HollyKnight · 12/12/2024 16:49

hazelnutvanillalatte · 12/12/2024 16:34

If you don't know what you're talking about, don't comment, especially when your ignorance could be dangerous. People with IgE-mediated allergies do require an epipen to be safe as not every exposure is the same level of severity. My children have allergies. With my first, the first exposure caused a mild itchy rash, and the second sent us to resus.

Oh I know what I am talking about. Your son has a severe allergy. Hence why he has an epipen. My allergies are not severe. Hence why I do not have an epipen. Should I develop a severe allergy, I will be prescribed an epipen. Not every IgE-mediated allergy requires an epipen. Only the people who are at risk of anaphylaxis are given them.

RabbitsEatPancakes · 12/12/2024 16:52

Do you actually have an allergy?

Or just anxiety over peanuts. Always had a phobia and then an odd potentially psychosyomatic response.

Quite controlling to ban a perfectly decent food over potentially nothing. And really rude to insult it when he's eating it.

Get an allergy test if you actually think you've got one.

TheBluestDays · 12/12/2024 16:54

RabbitsEatPancakes · 12/12/2024 16:52

Do you actually have an allergy?

Or just anxiety over peanuts. Always had a phobia and then an odd potentially psychosyomatic response.

Quite controlling to ban a perfectly decent food over potentially nothing. And really rude to insult it when he's eating it.

Get an allergy test if you actually think you've got one.

Dear God, at least read the OP's updates if nothing else

WhimsicalGubbins76 · 12/12/2024 16:55

Pardon my French here, and I apologise for insulting the man you love,

BUT…..
Op, your husband is a twat. Of the highest order.

This is actually abusive behaviour. You now know you have a peanut allergy. Even if it starts out mild, you are at risk of it increasing in severity in the future.

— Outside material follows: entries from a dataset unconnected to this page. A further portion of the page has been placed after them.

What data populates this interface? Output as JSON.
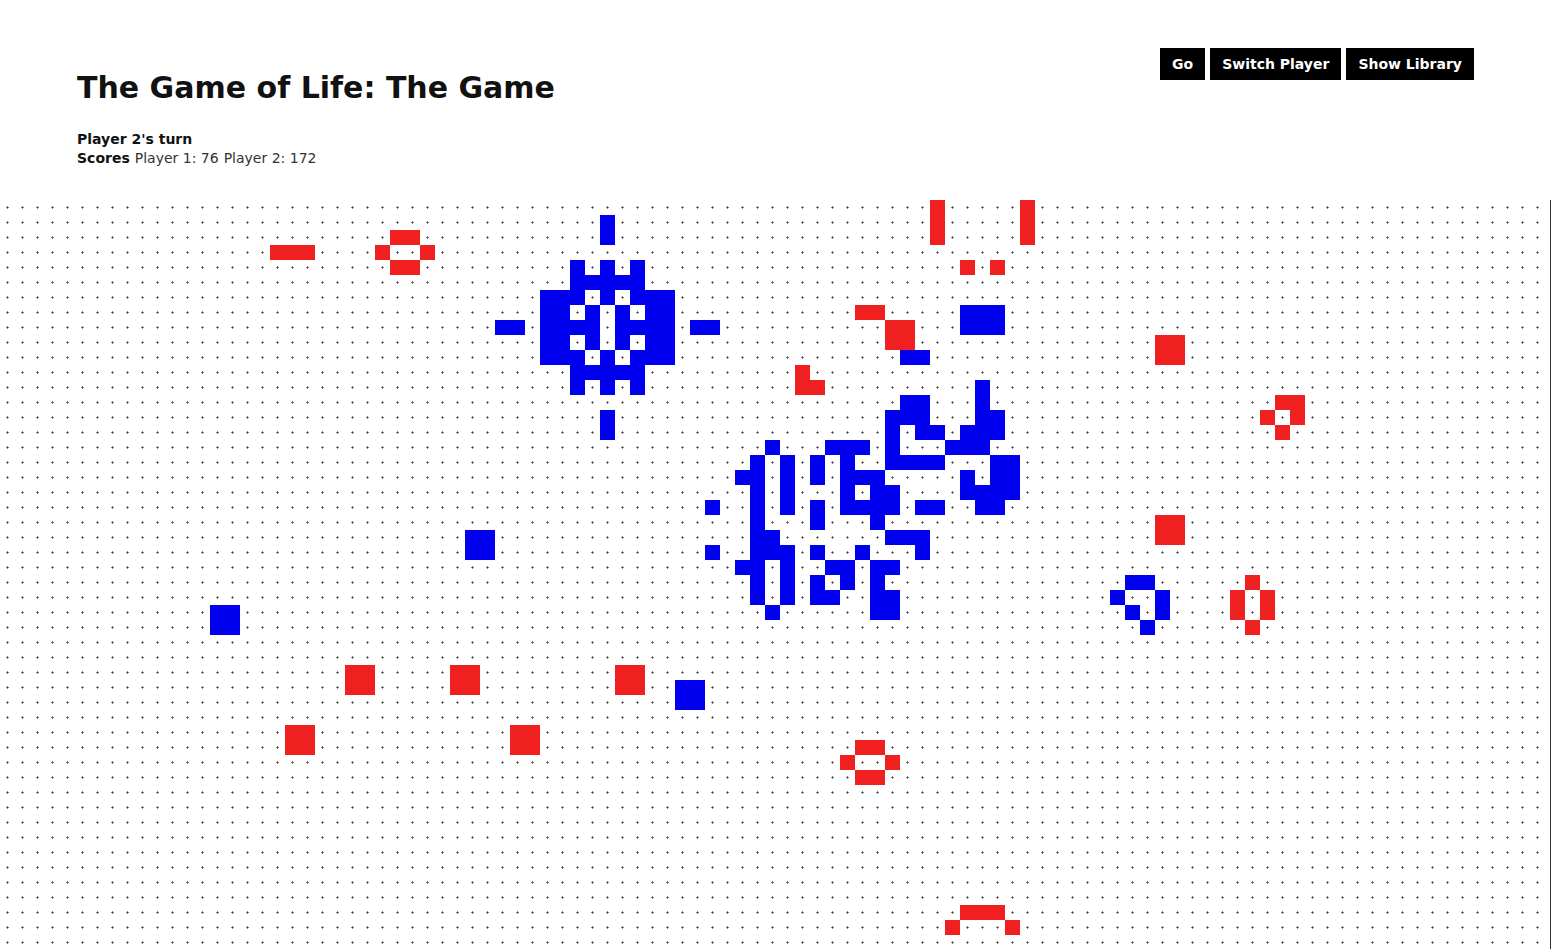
{
  "title": "The Game of Life: The Game",
  "turn": "Player 2's turn",
  "scores": {
    "label": "Scores",
    "entries": [
      "Player 1: 76",
      "Player 2: 172"
    ]
  },
  "buttons": [
    "Go",
    "Switch Player",
    "Show Library"
  ],
  "players": [
    {
      "color": "#f02020",
      "cells": [
        [
          3,
          18
        ],
        [
          3,
          19
        ],
        [
          3,
          20
        ],
        [
          2,
          26
        ],
        [
          2,
          27
        ],
        [
          3,
          25
        ],
        [
          3,
          28
        ],
        [
          4,
          26
        ],
        [
          4,
          27
        ],
        [
          0,
          62
        ],
        [
          1,
          62
        ],
        [
          2,
          62
        ],
        [
          0,
          68
        ],
        [
          1,
          68
        ],
        [
          2,
          68
        ],
        [
          4,
          64
        ],
        [
          4,
          66
        ],
        [
          7,
          57
        ],
        [
          7,
          58
        ],
        [
          8,
          59
        ],
        [
          8,
          60
        ],
        [
          9,
          59
        ],
        [
          9,
          60
        ],
        [
          9,
          77
        ],
        [
          9,
          78
        ],
        [
          10,
          77
        ],
        [
          10,
          78
        ],
        [
          11,
          53
        ],
        [
          12,
          53
        ],
        [
          12,
          54
        ],
        [
          13,
          85
        ],
        [
          13,
          86
        ],
        [
          14,
          84
        ],
        [
          14,
          86
        ],
        [
          15,
          85
        ],
        [
          21,
          77
        ],
        [
          21,
          78
        ],
        [
          22,
          77
        ],
        [
          22,
          78
        ],
        [
          25,
          83
        ],
        [
          26,
          82
        ],
        [
          26,
          84
        ],
        [
          27,
          82
        ],
        [
          27,
          84
        ],
        [
          28,
          83
        ],
        [
          31,
          23
        ],
        [
          31,
          24
        ],
        [
          32,
          23
        ],
        [
          32,
          24
        ],
        [
          31,
          30
        ],
        [
          31,
          31
        ],
        [
          32,
          30
        ],
        [
          32,
          31
        ],
        [
          31,
          41
        ],
        [
          31,
          42
        ],
        [
          32,
          41
        ],
        [
          32,
          42
        ],
        [
          35,
          19
        ],
        [
          35,
          20
        ],
        [
          36,
          19
        ],
        [
          36,
          20
        ],
        [
          35,
          34
        ],
        [
          35,
          35
        ],
        [
          36,
          34
        ],
        [
          36,
          35
        ],
        [
          36,
          57
        ],
        [
          36,
          58
        ],
        [
          37,
          56
        ],
        [
          37,
          59
        ],
        [
          38,
          57
        ],
        [
          38,
          58
        ],
        [
          47,
          64
        ],
        [
          47,
          65
        ],
        [
          47,
          66
        ],
        [
          48,
          63
        ],
        [
          48,
          67
        ]
      ]
    },
    {
      "color": "#0000ee",
      "cells": [
        [
          1,
          40
        ],
        [
          2,
          40
        ],
        [
          14,
          40
        ],
        [
          15,
          40
        ],
        [
          8,
          33
        ],
        [
          8,
          34
        ],
        [
          8,
          46
        ],
        [
          8,
          47
        ],
        [
          4,
          38
        ],
        [
          4,
          40
        ],
        [
          4,
          42
        ],
        [
          5,
          38
        ],
        [
          5,
          39
        ],
        [
          5,
          40
        ],
        [
          5,
          41
        ],
        [
          5,
          42
        ],
        [
          6,
          36
        ],
        [
          6,
          37
        ],
        [
          6,
          38
        ],
        [
          6,
          40
        ],
        [
          6,
          42
        ],
        [
          6,
          43
        ],
        [
          6,
          44
        ],
        [
          7,
          36
        ],
        [
          7,
          37
        ],
        [
          7,
          39
        ],
        [
          7,
          41
        ],
        [
          7,
          43
        ],
        [
          7,
          44
        ],
        [
          8,
          36
        ],
        [
          8,
          37
        ],
        [
          8,
          38
        ],
        [
          8,
          39
        ],
        [
          8,
          41
        ],
        [
          8,
          42
        ],
        [
          8,
          43
        ],
        [
          8,
          44
        ],
        [
          9,
          36
        ],
        [
          9,
          37
        ],
        [
          9,
          39
        ],
        [
          9,
          41
        ],
        [
          9,
          43
        ],
        [
          9,
          44
        ],
        [
          10,
          36
        ],
        [
          10,
          37
        ],
        [
          10,
          38
        ],
        [
          10,
          40
        ],
        [
          10,
          42
        ],
        [
          10,
          43
        ],
        [
          10,
          44
        ],
        [
          11,
          38
        ],
        [
          11,
          39
        ],
        [
          11,
          40
        ],
        [
          11,
          41
        ],
        [
          11,
          42
        ],
        [
          12,
          38
        ],
        [
          12,
          40
        ],
        [
          12,
          42
        ],
        [
          10,
          60
        ],
        [
          10,
          61
        ],
        [
          7,
          64
        ],
        [
          7,
          65
        ],
        [
          7,
          66
        ],
        [
          8,
          64
        ],
        [
          8,
          65
        ],
        [
          8,
          66
        ],
        [
          22,
          31
        ],
        [
          22,
          32
        ],
        [
          23,
          31
        ],
        [
          23,
          32
        ],
        [
          27,
          14
        ],
        [
          27,
          15
        ],
        [
          28,
          14
        ],
        [
          28,
          15
        ],
        [
          32,
          45
        ],
        [
          32,
          46
        ],
        [
          33,
          45
        ],
        [
          33,
          46
        ],
        [
          25,
          75
        ],
        [
          25,
          76
        ],
        [
          26,
          74
        ],
        [
          26,
          77
        ],
        [
          27,
          75
        ],
        [
          27,
          77
        ],
        [
          28,
          76
        ],
        [
          12,
          65
        ],
        [
          13,
          60
        ],
        [
          13,
          61
        ],
        [
          13,
          65
        ],
        [
          14,
          59
        ],
        [
          14,
          60
        ],
        [
          14,
          61
        ],
        [
          14,
          65
        ],
        [
          14,
          66
        ],
        [
          15,
          59
        ],
        [
          15,
          61
        ],
        [
          15,
          62
        ],
        [
          15,
          64
        ],
        [
          15,
          65
        ],
        [
          15,
          66
        ],
        [
          16,
          51
        ],
        [
          16,
          55
        ],
        [
          16,
          56
        ],
        [
          16,
          57
        ],
        [
          16,
          59
        ],
        [
          16,
          63
        ],
        [
          16,
          64
        ],
        [
          16,
          65
        ],
        [
          17,
          50
        ],
        [
          17,
          52
        ],
        [
          17,
          54
        ],
        [
          17,
          56
        ],
        [
          17,
          59
        ],
        [
          17,
          60
        ],
        [
          17,
          61
        ],
        [
          17,
          62
        ],
        [
          17,
          66
        ],
        [
          17,
          67
        ],
        [
          18,
          49
        ],
        [
          18,
          50
        ],
        [
          18,
          52
        ],
        [
          18,
          54
        ],
        [
          18,
          56
        ],
        [
          18,
          57
        ],
        [
          18,
          58
        ],
        [
          18,
          64
        ],
        [
          18,
          66
        ],
        [
          18,
          67
        ],
        [
          19,
          50
        ],
        [
          19,
          52
        ],
        [
          19,
          56
        ],
        [
          19,
          58
        ],
        [
          19,
          59
        ],
        [
          19,
          64
        ],
        [
          19,
          65
        ],
        [
          19,
          66
        ],
        [
          19,
          67
        ],
        [
          20,
          47
        ],
        [
          20,
          50
        ],
        [
          20,
          52
        ],
        [
          20,
          54
        ],
        [
          20,
          56
        ],
        [
          20,
          57
        ],
        [
          20,
          58
        ],
        [
          20,
          59
        ],
        [
          20,
          61
        ],
        [
          20,
          62
        ],
        [
          20,
          65
        ],
        [
          20,
          66
        ],
        [
          21,
          50
        ],
        [
          21,
          54
        ],
        [
          21,
          58
        ],
        [
          22,
          50
        ],
        [
          22,
          51
        ],
        [
          22,
          59
        ],
        [
          22,
          60
        ],
        [
          22,
          61
        ],
        [
          23,
          47
        ],
        [
          23,
          50
        ],
        [
          23,
          51
        ],
        [
          23,
          52
        ],
        [
          23,
          54
        ],
        [
          23,
          57
        ],
        [
          23,
          61
        ],
        [
          24,
          49
        ],
        [
          24,
          50
        ],
        [
          24,
          52
        ],
        [
          24,
          55
        ],
        [
          24,
          56
        ],
        [
          24,
          58
        ],
        [
          24,
          59
        ],
        [
          25,
          50
        ],
        [
          25,
          52
        ],
        [
          25,
          54
        ],
        [
          25,
          56
        ],
        [
          25,
          58
        ],
        [
          26,
          50
        ],
        [
          26,
          52
        ],
        [
          26,
          54
        ],
        [
          26,
          55
        ],
        [
          26,
          58
        ],
        [
          26,
          59
        ],
        [
          27,
          51
        ],
        [
          27,
          58
        ],
        [
          27,
          59
        ]
      ]
    }
  ]
}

You do not muck about with a peanut allergy. Throw it out, and tell him in no uncertain terms, that if he tries to bring anything peanut related into the house in future, it’ll be him that you throw out next.

dermalermalurd · 12/12/2024 16:55

Do yourself a favour and get tested for allergies at the doctor. If it is real then you will have proof to shut him up. If you are being hysterical then you'll have your mind set to rest.

Butchyrestingface · 12/12/2024 16:57

Husband changed a lot (not for the better) after our daughter was born 18 months ago.

It comes as no surprise that the behaviour started when you were pregnant. It's a classic time for abusers to reveal their true self.

Unfortunately, in your case, you have a husband who is at best ambivalent as to whether you live or die and is happy to tempt fate. I'd get a private referral for testing (for your own peace of mind) and then start making plans to leave.

And for God's sake, don't have any more kids with this person.

FuckItItsFine · 12/12/2024 16:57

@Rosegarden47 With every update he sounds worse and worse. He assaulted you while you were crying and pregnant. That is incredibly cruel and disturbing.

Imagine your wee daughter is grown up and married. Now imagine she is pregnant. Now imagine her husband doing what your monster of a husband did. It’s fucked up that your past experiences have conditioned you into thinking these things are “ok”. They are so far from okay, sweetheart.

AngelontopoftheTree · 12/12/2024 17:02

Rosegarden47 · 12/12/2024 16:37

On that occasion I was crying (I guess following an argument, I don’t really remember) and he grabbed me from behind and forced his hand over my mouth to stop me crying. I guess it’s probably a stretch calling that “laying hands” but it was the first time he’d done anything like that

Fucking Hell!!!

I wonder what else you're minimising.